阪堺電車が走る大道沿いにザビエル公園はあります。旧環濠内では最も広い公園で小さい子でもたちや、犬の散歩、午後には近くの泉陽高校の学生たちで賑やかな公園です。

ザビエル芳躅(ほうたく)
ザビエル公園内
ザビエルの名を冠するのは、1551年堺に上陸したフランシスコ・ザビエルがこの地にあった日比屋了慶の家で宿泊したと言われているからです。(諸説あり)ザビエルが長旅の休息をとったおかげで公園には、「東と西の接点」というオブジェも
置かれています。とにかくこの公園はやたらとたくさんの記念碑があります。大きく黒く目立つ「鐵砲之碑」、小さな今はない寺院の「慈眼院之跡」、屏風をもとにした「住吉祭礼図屏風」は左右対の碑になっています。新しいところでは、旧堺中学(現三国ヶ丘高校)出身の安西冬衛の詩碑があります。この公園は、環濠内にある宿命上中世からの堺の歴史を背負っているのでしょう。
せっかくなので日比屋に関しても見てみましょう。日比屋は、遣明船にもかかわった名門の堺商人です。また400人あまりの傭兵を動員した記録もあることからかなりの経済力も持った豪商であったのでしょう。了慶自身は、ザビエルの後も訪れるイエズス会宣教師をもてなし、自身の屋敷の一部を教会として近隣のキリシタンに開放し、家族全員が洗礼を受け熱心なキリシタンになったことがルイス・フロイスの日本史等にも詳しく書かれています。

住𠮷祭礼図屏風 堺博物館 4カ所の3階建てが見える
日々屋了慶の屋敷は、三階建てだったとフロイスは記していますが、当時堺には三階建ての屋敷がいくつかあったようです。左の屏風絵の行列が行進する堺の街にも三階建てと思われる建物がいくつか描かれています。この公園には475年前、三階建ての日比屋の屋敷が建っていたのだと思うと足裏からむずむずと盛り上がる感覚を感じてしまいます。ここでは、クリスチャンネームで夫のディオゴ、妻のイネス、長女のモニカ、次女サビナ、長男のヴィセンテ、三女アガタたちが普通に生活し、商売をしていました。了慶(ディオゴ)は茶人でもあり、自身の茶室も持ち、宣教師たちにも、茶をふるまっていたのです。フロイスの日本史にその様子が感動を込めて紹介されています。
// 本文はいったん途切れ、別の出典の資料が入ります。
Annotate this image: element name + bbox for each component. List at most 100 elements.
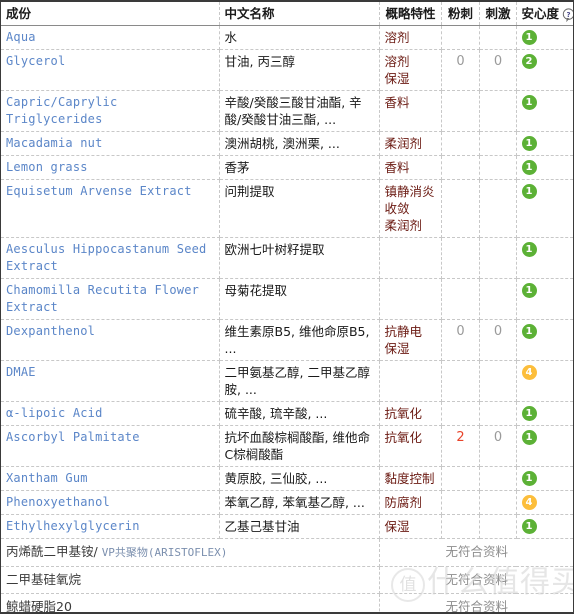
cell-chinese-name: 苯氧乙醇, 苯氧基乙醇, ...: [219, 490, 380, 515]
cell-chinese-name: 抗坏血酸棕榈酸酯, 维他命C棕榈酸酯: [219, 425, 380, 467]
ingredient-link[interactable]: Ascorbyl Palmitate: [6, 430, 140, 444]
safety-badge: 1: [521, 283, 537, 299]
table-row: α-lipoic Acid 硫辛酸, 琉辛酸, ... 抗氧化 1: [1, 401, 573, 426]
cell-chinese-name: 二甲氨基乙醇, 二甲基乙醇胺, ...: [219, 360, 380, 402]
ingredient-analysis-table-container: 成份 中文名称 概略特性 粉刺 刺激 安心度? Aqua 水溶剂 1 Glycerol…: [0, 0, 574, 614]
cell-properties: [379, 237, 442, 279]
question-mark-help-icon[interactable]: ?: [562, 7, 573, 22]
cell-unmatched-ingredient-name: 二甲基硅氧烷: [1, 566, 380, 594]
cell-safety-score: 1: [516, 237, 573, 279]
table-row: Ethylhexylglycerin 乙基己基甘油 保湿 1: [1, 514, 573, 539]
table-row: Dexpanthenol 维生素原B5, 维他命原B5, ... 抗静电 保湿 0 0 1: [1, 319, 573, 361]
ingredient-link[interactable]: Aqua: [6, 30, 36, 44]
cell-no-data-message: 无符合资料: [379, 538, 573, 567]
ingredient-link[interactable]: Glycerol: [6, 54, 65, 68]
cell-safety-score: 1: [516, 131, 573, 156]
table-row: Equisetum Arvense Extract 问荆提取 镇静消炎 收敛 柔润剂 1: [1, 179, 573, 238]
cell-properties: 溶剂: [379, 25, 442, 50]
ingredient-link[interactable]: Lemon grass: [6, 160, 88, 174]
ingredient-link[interactable]: Dexpanthenol: [6, 324, 95, 338]
safety-badge: 2: [521, 54, 537, 70]
property-tag: 抗静电: [384, 324, 423, 339]
property-tag: 保湿: [384, 71, 410, 86]
cell-ingredient-name: Glycerol: [1, 49, 220, 91]
column-header-safety-label: 安心度: [521, 6, 560, 21]
cell-safety-score: 1: [516, 425, 573, 467]
property-tag: 黏度控制: [384, 471, 435, 486]
cell-irritation-score: [479, 131, 517, 156]
cell-irritation-score: [479, 466, 517, 491]
cell-safety-score: 1: [516, 319, 573, 361]
property-tag: 保湿: [384, 519, 410, 534]
ingredient-link[interactable]: Aesculus Hippocastanum Seed Extract: [6, 242, 206, 273]
table-row: Lemon grass 香茅 香料 1: [1, 155, 573, 180]
ingredient-link[interactable]: Chamomilla Recutita Flower Extract: [6, 283, 199, 314]
cell-acne-score: [441, 514, 480, 539]
ingredient-link[interactable]: DMAE: [6, 365, 36, 379]
cell-properties: 防腐剂: [379, 490, 442, 515]
cell-acne-score: [441, 278, 480, 320]
ingredient-link[interactable]: α-lipoic Acid: [6, 406, 103, 420]
ingredient-link[interactable]: Macadamia nut: [6, 136, 103, 150]
cell-chinese-name: 香茅: [219, 155, 380, 180]
safety-badge: 1: [521, 471, 537, 487]
unmatched-name-main: 鲸蜡硬脂20: [6, 599, 72, 614]
cell-irritation-score: [479, 401, 517, 426]
cell-acne-score: [441, 131, 480, 156]
cell-safety-score: 4: [516, 360, 573, 402]
ingredient-link[interactable]: Phenoxyethanol: [6, 495, 110, 509]
safety-badge: 1: [521, 430, 537, 446]
cell-ingredient-name: Equisetum Arvense Extract: [1, 179, 220, 238]
cell-properties: 抗氧化: [379, 425, 442, 467]
cell-irritation-score: [479, 360, 517, 402]
safety-badge: 1: [521, 519, 537, 535]
cell-chinese-name: 甘油, 丙三醇: [219, 49, 380, 91]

部屋の片側には彼らの習わしによって一種の戸棚があり、そのすぐ傍には周囲が一ヴィラ(1.1m)の黒い粘土でできた炉がありました。そこには真黒の粘土製であるのに、あたかも黒玉のようにきわめて澄んだ鏡に似た非常な輝きを帯びているので不思議に思える品でした。その上に感じのよい形の鉄釜が、非常に優美な三脚(五徳)にかかっいてました。灼熱した炭火が置かれている炭は、挽いて美しく篩った卵の殻でできているように思われました。すべては清潔できちんと整っており、言語に絶するものがあります。
日比屋了慶とその家族はみな、イエズス会の宣教師によってキリシタンになりましたが、また宣教師たちも日本の茶を学び、日本人との関係づくりに活かしていくようになります。以前にもふれましたが(参照16)、通辞であったジョアン・ロドリゲスが書いた「日本教会史」には茶の歴史から心得、その作法まで詳しく述べられています。この公園の地はそうした東西文化の相互作用を起こした地だったのです。